4.1. T cells in Alzheimer’s disease
AD is the most prevalent neurodegenerative disorder among elderly
adults, often progressing to dementia. It primarily manifests as
cognitive impairments, including memory loss, language difficulties,
misidentifications, and behavioral disturbances. These symptoms are
linked to two protein changes in the brain. The first is
hyperphosphorylation of the Tau protein, resulting in the formation of
intracellular neurofibrillary tangles. The second is the formation of
extracellular Aβ-peptide deposits, leading to the creation of amyloid
plaques. Both of these processes result in synaptic loss and damage to
neurons, contributing to the decline in cognitive function.
T cells, as fundamental cells in the adaptive immune system, may have
different roles in the progression of the disease and either may
contribute to the aggravation of the pathology or have a protective
function in other cases (Table 2). Aberrant T cells may indirectly
influence the pathogenesis of AD by secreting proinflammatory cytokines
that maintain a detrimental neuroinflammatory state. However, the
multifactorial role of T cells in the pathogenesis of AD is also related
to an immune response to disease risk factors: the apolipoprotein E
(APOE), Aβ peptide, secretases or Tau protein.

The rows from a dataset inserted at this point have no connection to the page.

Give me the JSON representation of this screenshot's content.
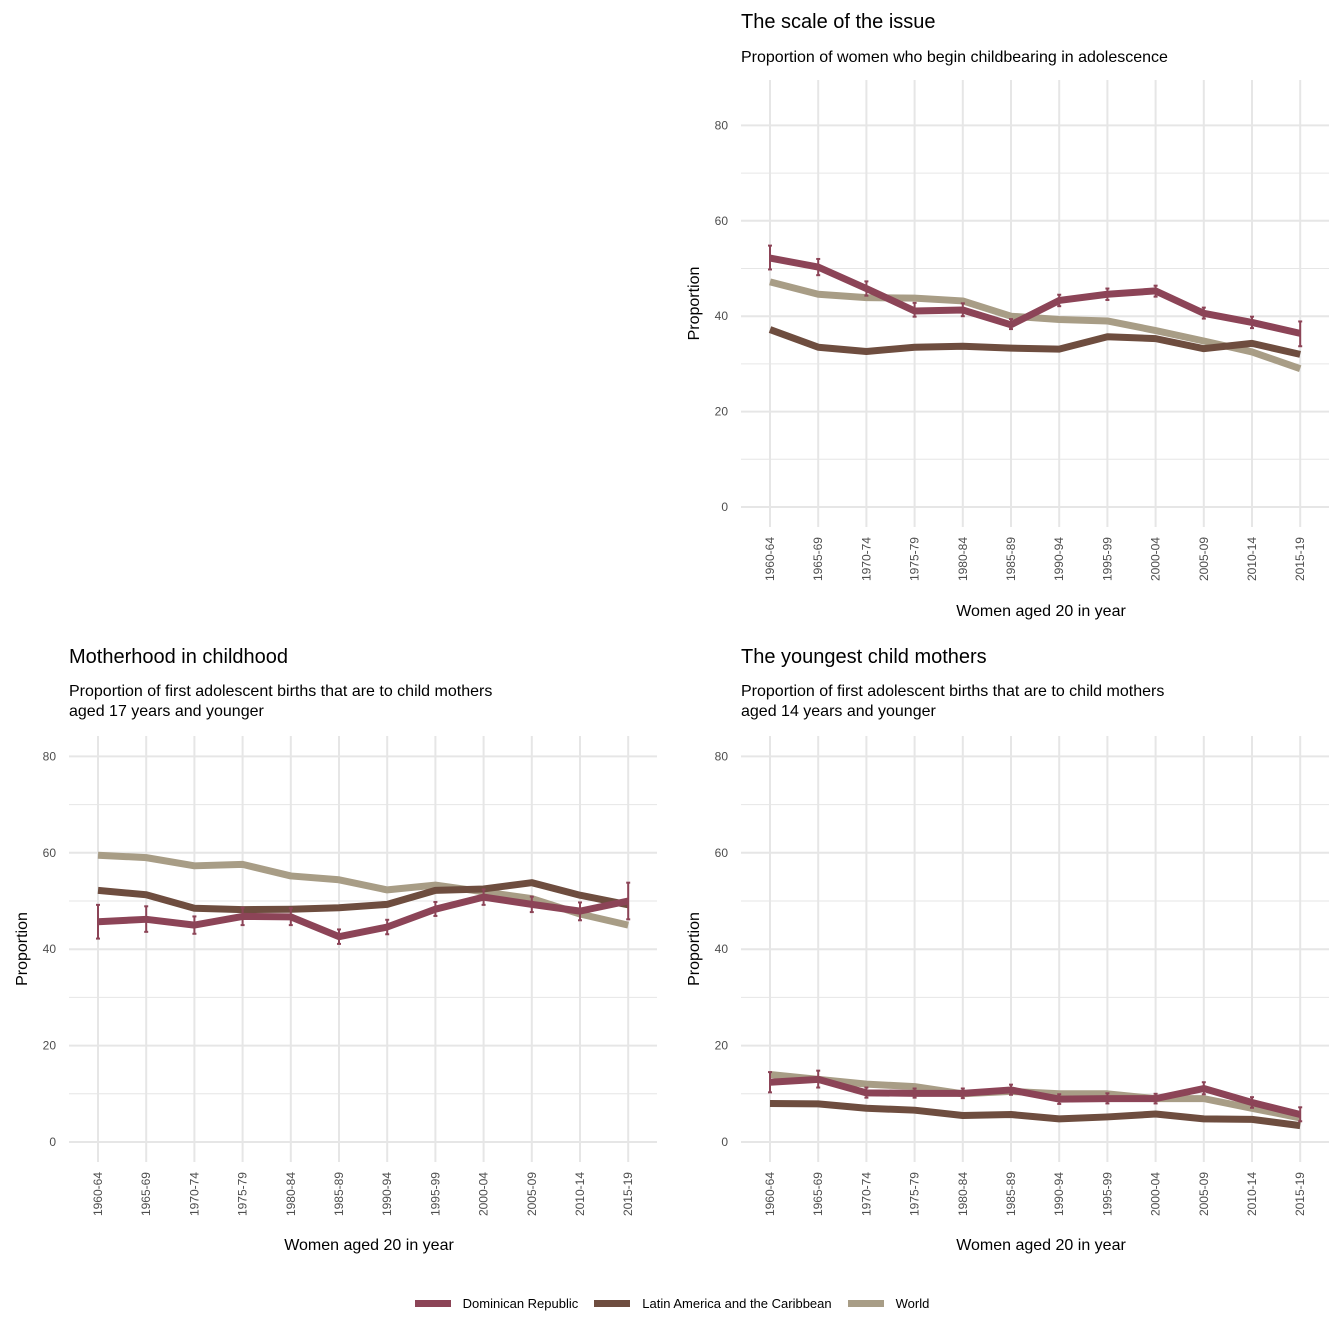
{
  "colors": {
    "Dominican Republic": "#8c4457",
    "Latin America and the Caribbean": "#6e4d3f",
    "World": "#a89d86",
    "grid": "#e6e6e6"
  },
  "legend": {
    "items": [
      {
        "label": "Dominican Republic"
      },
      {
        "label": "Latin America and the Caribbean"
      },
      {
        "label": "World"
      }
    ]
  },
  "chart_data": [
    {
      "type": "line",
      "title": "The scale of the issue",
      "subtitle": "Proportion of women who begin childbearing in adolescence",
      "xlabel": "Women aged 20 in year",
      "ylabel": "Proportion",
      "ylim": [
        0,
        80
      ],
      "yticks": [
        0,
        20,
        40,
        60,
        80
      ],
      "grid": true,
      "categories": [
        "1960-64",
        "1965-69",
        "1970-74",
        "1975-79",
        "1980-84",
        "1985-89",
        "1990-94",
        "1995-99",
        "2000-04",
        "2005-09",
        "2010-14",
        "2015-19"
      ],
      "series": [
        {
          "name": "World",
          "values": [
            47.2,
            44.6,
            43.9,
            43.8,
            43.2,
            40.0,
            39.3,
            39.0,
            37.0,
            34.8,
            32.5,
            29.0
          ]
        },
        {
          "name": "Latin America and the Caribbean",
          "values": [
            37.2,
            33.5,
            32.6,
            33.5,
            33.7,
            33.3,
            33.1,
            35.7,
            35.3,
            33.2,
            34.3,
            32.0
          ]
        },
        {
          "name": "Dominican Republic",
          "values": [
            52.2,
            50.3,
            45.8,
            41.1,
            41.3,
            38.2,
            43.3,
            44.6,
            45.3,
            40.6,
            38.7,
            36.4
          ],
          "error": [
            [
              49.8,
              54.8
            ],
            [
              48.6,
              52.0
            ],
            [
              44.3,
              47.3
            ],
            [
              39.9,
              42.8
            ],
            [
              40.0,
              42.7
            ],
            [
              37.3,
              39.4
            ],
            [
              42.1,
              44.5
            ],
            [
              43.4,
              45.8
            ],
            [
              44.1,
              46.4
            ],
            [
              39.5,
              41.8
            ],
            [
              37.5,
              39.9
            ],
            [
              33.7,
              38.9
            ]
          ]
        }
      ]
    },
    {
      "type": "line",
      "title": "Motherhood in childhood",
      "subtitle": "Proportion of first adolescent births that are to child mothers\naged 17 years and younger",
      "xlabel": "Women aged 20 in year",
      "ylabel": "Proportion",
      "ylim": [
        0,
        80
      ],
      "yticks": [
        0,
        20,
        40,
        60,
        80
      ],
      "grid": true,
      "categories": [
        "1960-64",
        "1965-69",
        "1970-74",
        "1975-79",
        "1980-84",
        "1985-89",
        "1990-94",
        "1995-99",
        "2000-04",
        "2005-09",
        "2010-14",
        "2015-19"
      ],
      "series": [
        {
          "name": "World",
          "values": [
            59.5,
            59.0,
            57.3,
            57.6,
            55.2,
            54.4,
            52.3,
            53.3,
            51.9,
            50.5,
            47.3,
            45.0
          ]
        },
        {
          "name": "Latin America and the Caribbean",
          "values": [
            52.2,
            51.3,
            48.5,
            48.2,
            48.3,
            48.6,
            49.3,
            52.2,
            52.5,
            53.8,
            51.2,
            49.2
          ]
        },
        {
          "name": "Dominican Republic",
          "values": [
            45.7,
            46.2,
            45.0,
            46.8,
            46.7,
            42.6,
            44.6,
            48.3,
            50.8,
            49.3,
            47.9,
            50.0
          ],
          "error": [
            [
              42.2,
              49.2
            ],
            [
              43.6,
              48.9
            ],
            [
              43.2,
              46.8
            ],
            [
              45.0,
              48.6
            ],
            [
              45.0,
              48.5
            ],
            [
              41.1,
              44.1
            ],
            [
              43.1,
              46.1
            ],
            [
              46.9,
              49.8
            ],
            [
              49.2,
              52.4
            ],
            [
              47.7,
              50.9
            ],
            [
              46.0,
              49.7
            ],
            [
              46.2,
              53.8
            ]
          ]
        }
      ]
    },
    {
      "type": "line",
      "title": "The youngest child mothers",
      "subtitle": "Proportion of first adolescent births that are to child mothers\naged 14 years and younger",
      "xlabel": "Women aged 20 in year",
      "ylabel": "Proportion",
      "ylim": [
        0,
        80
      ],
      "yticks": [
        0,
        20,
        40,
        60,
        80
      ],
      "grid": true,
      "categories": [
        "1960-64",
        "1965-69",
        "1970-74",
        "1975-79",
        "1980-84",
        "1985-89",
        "1990-94",
        "1995-99",
        "2000-04",
        "2005-09",
        "2010-14",
        "2015-19"
      ],
      "series": [
        {
          "name": "World",
          "values": [
            14.0,
            13.0,
            12.0,
            11.5,
            10.0,
            10.5,
            10.0,
            10.0,
            9.0,
            9.0,
            7.0,
            5.0
          ]
        },
        {
          "name": "Latin America and the Caribbean",
          "values": [
            8.0,
            7.9,
            7.0,
            6.6,
            5.5,
            5.7,
            4.8,
            5.2,
            5.8,
            4.8,
            4.7,
            3.4
          ]
        },
        {
          "name": "Dominican Republic",
          "values": [
            12.4,
            13.0,
            10.2,
            10.1,
            10.1,
            10.8,
            8.9,
            9.0,
            9.0,
            11.1,
            8.2,
            5.7
          ],
          "error": [
            [
              10.3,
              14.5
            ],
            [
              11.3,
              14.8
            ],
            [
              9.2,
              11.3
            ],
            [
              9.2,
              11.1
            ],
            [
              9.1,
              11.1
            ],
            [
              9.8,
              11.9
            ],
            [
              7.9,
              9.9
            ],
            [
              8.0,
              10.1
            ],
            [
              8.0,
              10.0
            ],
            [
              9.9,
              12.4
            ],
            [
              7.1,
              9.3
            ],
            [
              4.3,
              7.2
            ]
          ]
        }
      ]
    }
  ]
}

The APOE gene plays a significant role in AD by influencing the
Tau neurotoxicity (Kang et al., 2021), and regulating the levels of Th17
and Treg cells. The specific allele of the APOE protein is crucial, as
individuals with the APOE4 allele have higher levels of T cell
activation and a higher risk of developing AD (Bonacina et al., 2018).
As a result, this gene may be considered a potential target for
controlling abnormal T cell activation in AD (Dai & Shen, 2021).
The presence of Aβ-reactive T cells is a result of APCs presenting
either the Aβ precursor protein (APP) or Aβ peptide, cleaved by β- and
γ-secretases. Both APP and exogenous Aβ can directly modulate T cell
function. Additionally, expression of the precursor by monocytes
triggers the release of proinflammatory cytokines, which indirectly
activate T cells (Dai & Shen, 2021). The role of Aβ-reactive T cells
remains controversial, as some animal studies have shown them to be
beneficial in clearing Aβ peptides through IFNγ-mediated activation of
microglia (Fisher, Nemirovsky, Baron & Monsonego, 2010), while others
suggest that these T cells can strongly activate proinflammatory
cytokines such as IL-6, TNFα and IL-1β, contributing to a
neuroinflammatory and neurotoxic environment (Mietelska-Porowska &
Wojda, 2017).
T cells have the ability to control the enzymes responsible for APP
processing. T cell-mediated biological changes regulate the expression
and activity of β-secretase, and in turn, influence T cell function.
Furthermore, the Notch family of receptors are substrates of
γ-secretase, which releases the Notch intracellular domain (NICD) during
proteolysis for translocation to the nucleus and activation of
transcription factors involved in T cell development (Dai & Shen,
2021). Additionally, α-secretase, which promote a non-amyloidogenic
cleavage of APP, is also involved in T cell function by processing
various substrates, while T cells promote α-secretase activation.
The presence of T cells in the brain is correlated with Tau pathology
and can result in excessive T cell activation (Merlini, Kirabali, Kulic,
Nitsch & Ferretti, 2018). In summary, T cells in AD may have a dual
role. On the one hand, they can migrate into the CNS parenchyma and
contribute to neuronal death during AD progression. However, T cell
infiltration in the CNS parenchyma may also have a beneficial effect by
promoting the restoration of glial function. In normal conditions, the T
cell infiltrate in the CNS parenchyma has a neuroprotective role in
spatial learning and preserving neurogenesis (Dai & Shen, 2021). Thus,
it is important to thoroughly understand the immune response in AD in
order to develop effective therapeutic strategies.